Kwa Baba is a South African telenovela created by Kagiso Mogale and produced by Singa Vision Productions. It premiered on Mzansi Magic on DStv on 1 June 2026 at 19:30. The series explores themes of identity, traditional burdens and the clash between modern romance.

== Premise ==
The series follows Zwelakhe Mkhize, an ambitious young entrepreneur building a business empire. His life changes when he falls in love with Bahumi Motaung, but their relationship faces obstacles when Zwelakhe discovers an unresolved traditional debt left by his late father.

== Cast ==
=== Main cast ===
- Vuyo Biyela as Zwelakhe Mkhize
- Rorisang Mohapi-Grootboom as Bahumi Motaung
- Kwanele Mthethwa as Khethiwe Mkhize
- Lindani Nkosi as Dumisani Mkhize
- Mpho J Molepo as Solomon Motaung
- Hlengiwe Lushaba as Slindile Mkhize
- Sparky Xulu as Mhlaba Mkhize
- Helen Lebepe as Dikeledi Motaung
- Nkanyiso Mzimela as Musa Mkhize
- Phumzile Mlangeni as Zandile Mkhize

=== Supporting cast ===
- Khanyisani Kheswa as Nhlanhla Mkhize
- Nhlanhla Kunene as Mxolisi Khumalo
- Lungelo Madondo as Nelisiwe Mkhize
- Naledi Mfoloe as Dinana Motaung
- Mosa Lekwene as Tsholofelo Motaung
- Mpilo Khumalo as Mandla Hlatshwayo
- Zinzi Nsele as Nomvula Radebe
- Simo Magwaza as Vusumuzi Radebe
- Makhosazana Ndlovu as Senzeni Mkhize

== Production ==
Kwa Baba is a South African telenovela produced by Singa Vision Productions that premiered on Mzansi Magic on DStv channel 161 on 1 June 2026. The series is set in the vibrant neighborhood of Msawawa, Diepkloof Extension.
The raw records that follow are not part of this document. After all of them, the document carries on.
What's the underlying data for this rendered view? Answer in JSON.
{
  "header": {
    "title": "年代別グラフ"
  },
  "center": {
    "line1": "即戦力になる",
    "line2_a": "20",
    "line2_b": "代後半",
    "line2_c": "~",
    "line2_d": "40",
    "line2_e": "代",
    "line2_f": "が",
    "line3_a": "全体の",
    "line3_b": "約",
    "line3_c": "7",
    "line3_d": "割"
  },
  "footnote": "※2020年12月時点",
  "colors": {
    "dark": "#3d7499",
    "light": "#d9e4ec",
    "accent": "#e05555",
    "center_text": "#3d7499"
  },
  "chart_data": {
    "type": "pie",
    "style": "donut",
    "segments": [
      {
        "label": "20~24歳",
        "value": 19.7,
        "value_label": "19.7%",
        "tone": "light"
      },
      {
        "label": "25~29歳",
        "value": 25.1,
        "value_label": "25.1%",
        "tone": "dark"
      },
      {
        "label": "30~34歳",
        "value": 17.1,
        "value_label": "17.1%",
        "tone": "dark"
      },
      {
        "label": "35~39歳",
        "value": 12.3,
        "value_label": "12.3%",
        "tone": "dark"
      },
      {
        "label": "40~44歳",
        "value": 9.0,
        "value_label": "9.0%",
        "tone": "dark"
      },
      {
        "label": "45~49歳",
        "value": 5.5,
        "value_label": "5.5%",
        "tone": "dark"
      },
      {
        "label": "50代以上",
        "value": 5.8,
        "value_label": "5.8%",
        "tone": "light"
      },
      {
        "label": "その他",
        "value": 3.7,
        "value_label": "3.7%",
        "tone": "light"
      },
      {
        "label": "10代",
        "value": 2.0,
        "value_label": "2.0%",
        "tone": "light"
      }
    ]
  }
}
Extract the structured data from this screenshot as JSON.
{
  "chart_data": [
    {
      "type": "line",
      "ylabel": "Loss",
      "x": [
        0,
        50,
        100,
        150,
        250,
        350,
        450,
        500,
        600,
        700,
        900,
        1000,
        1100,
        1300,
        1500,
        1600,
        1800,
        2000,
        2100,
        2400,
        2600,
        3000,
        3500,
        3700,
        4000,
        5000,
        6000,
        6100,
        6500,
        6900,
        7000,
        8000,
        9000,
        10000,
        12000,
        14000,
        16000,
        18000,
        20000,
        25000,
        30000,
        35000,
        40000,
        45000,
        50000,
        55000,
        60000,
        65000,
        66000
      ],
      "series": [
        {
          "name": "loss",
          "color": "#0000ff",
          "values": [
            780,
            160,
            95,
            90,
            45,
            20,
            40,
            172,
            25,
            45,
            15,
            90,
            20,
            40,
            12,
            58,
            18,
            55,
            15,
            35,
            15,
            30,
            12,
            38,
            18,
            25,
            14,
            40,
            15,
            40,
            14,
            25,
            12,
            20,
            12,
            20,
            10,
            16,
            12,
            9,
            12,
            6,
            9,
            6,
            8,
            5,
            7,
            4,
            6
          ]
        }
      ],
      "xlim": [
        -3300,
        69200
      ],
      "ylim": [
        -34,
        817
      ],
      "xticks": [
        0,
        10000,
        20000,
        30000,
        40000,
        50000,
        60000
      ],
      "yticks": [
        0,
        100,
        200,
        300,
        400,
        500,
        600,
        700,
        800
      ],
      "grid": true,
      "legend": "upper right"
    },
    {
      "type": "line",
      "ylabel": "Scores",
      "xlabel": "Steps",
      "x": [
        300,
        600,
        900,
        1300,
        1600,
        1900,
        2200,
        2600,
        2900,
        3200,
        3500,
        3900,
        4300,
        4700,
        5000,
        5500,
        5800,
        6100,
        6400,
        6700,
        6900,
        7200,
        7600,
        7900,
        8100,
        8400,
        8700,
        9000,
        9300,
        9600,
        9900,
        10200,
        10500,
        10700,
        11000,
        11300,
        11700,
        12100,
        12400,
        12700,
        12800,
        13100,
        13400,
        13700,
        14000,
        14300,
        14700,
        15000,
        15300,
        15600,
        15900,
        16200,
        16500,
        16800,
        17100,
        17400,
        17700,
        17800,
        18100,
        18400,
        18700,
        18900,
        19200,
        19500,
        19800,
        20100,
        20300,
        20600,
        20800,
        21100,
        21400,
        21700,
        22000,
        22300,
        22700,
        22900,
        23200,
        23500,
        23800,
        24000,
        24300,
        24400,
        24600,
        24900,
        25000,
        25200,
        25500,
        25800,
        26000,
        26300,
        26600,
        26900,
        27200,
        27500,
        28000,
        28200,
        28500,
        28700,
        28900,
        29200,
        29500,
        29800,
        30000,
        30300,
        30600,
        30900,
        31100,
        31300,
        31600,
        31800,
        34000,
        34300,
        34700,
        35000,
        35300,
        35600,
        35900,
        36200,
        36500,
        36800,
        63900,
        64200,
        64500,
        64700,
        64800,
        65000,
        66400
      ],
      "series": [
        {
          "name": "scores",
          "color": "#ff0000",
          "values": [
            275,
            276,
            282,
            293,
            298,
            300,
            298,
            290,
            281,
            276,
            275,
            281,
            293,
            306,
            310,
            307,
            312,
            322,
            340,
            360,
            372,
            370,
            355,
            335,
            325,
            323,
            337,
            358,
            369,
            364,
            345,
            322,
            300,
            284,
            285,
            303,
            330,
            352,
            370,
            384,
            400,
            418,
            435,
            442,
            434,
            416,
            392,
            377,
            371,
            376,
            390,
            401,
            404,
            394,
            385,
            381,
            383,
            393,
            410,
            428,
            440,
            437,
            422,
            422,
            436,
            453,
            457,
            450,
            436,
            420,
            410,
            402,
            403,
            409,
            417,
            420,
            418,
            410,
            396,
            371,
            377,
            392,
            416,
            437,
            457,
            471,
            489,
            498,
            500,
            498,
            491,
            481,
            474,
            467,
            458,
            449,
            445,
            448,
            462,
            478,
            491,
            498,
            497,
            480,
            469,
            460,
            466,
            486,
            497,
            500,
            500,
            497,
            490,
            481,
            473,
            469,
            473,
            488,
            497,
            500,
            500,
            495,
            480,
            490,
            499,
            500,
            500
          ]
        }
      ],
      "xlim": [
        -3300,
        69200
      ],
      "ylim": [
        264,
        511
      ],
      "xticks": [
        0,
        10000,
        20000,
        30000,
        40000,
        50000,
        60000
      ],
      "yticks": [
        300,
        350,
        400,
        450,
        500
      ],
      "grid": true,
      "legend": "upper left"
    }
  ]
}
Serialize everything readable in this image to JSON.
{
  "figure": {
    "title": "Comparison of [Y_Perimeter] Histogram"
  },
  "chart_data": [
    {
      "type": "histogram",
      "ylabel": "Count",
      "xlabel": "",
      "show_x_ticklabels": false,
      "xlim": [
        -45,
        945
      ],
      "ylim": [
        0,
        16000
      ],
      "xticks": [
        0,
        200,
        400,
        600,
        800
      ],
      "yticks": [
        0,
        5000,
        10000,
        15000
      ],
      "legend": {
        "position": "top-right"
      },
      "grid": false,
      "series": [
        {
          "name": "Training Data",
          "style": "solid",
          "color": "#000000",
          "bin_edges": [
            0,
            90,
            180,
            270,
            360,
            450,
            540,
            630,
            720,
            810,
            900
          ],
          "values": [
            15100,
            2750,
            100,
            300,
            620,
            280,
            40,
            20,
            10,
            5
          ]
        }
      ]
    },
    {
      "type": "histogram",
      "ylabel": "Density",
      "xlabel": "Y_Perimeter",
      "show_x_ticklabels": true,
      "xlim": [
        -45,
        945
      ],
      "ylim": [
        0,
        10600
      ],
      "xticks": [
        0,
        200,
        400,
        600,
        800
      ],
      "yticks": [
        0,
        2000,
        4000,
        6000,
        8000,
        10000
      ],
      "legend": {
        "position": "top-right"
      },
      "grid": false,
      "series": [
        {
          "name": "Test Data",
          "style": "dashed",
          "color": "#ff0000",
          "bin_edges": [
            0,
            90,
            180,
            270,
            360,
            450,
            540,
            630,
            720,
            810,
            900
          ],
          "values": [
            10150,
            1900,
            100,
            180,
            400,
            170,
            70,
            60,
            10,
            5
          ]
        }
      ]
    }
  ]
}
The series stars Vuyo Biyela as Zwelakhe Mkhize, alongside Rorisang Mohapi as his love interest, Bahumi Motaung. The cast also features Hlengiwe Lushaba, Lindani Nkosi, Kwanele Mthethwa and Mpho J Molepo.

== Release ==
The series premiered on Mzansi Magic on 1 June 2026, airing Mondays to Fridays at 19:30.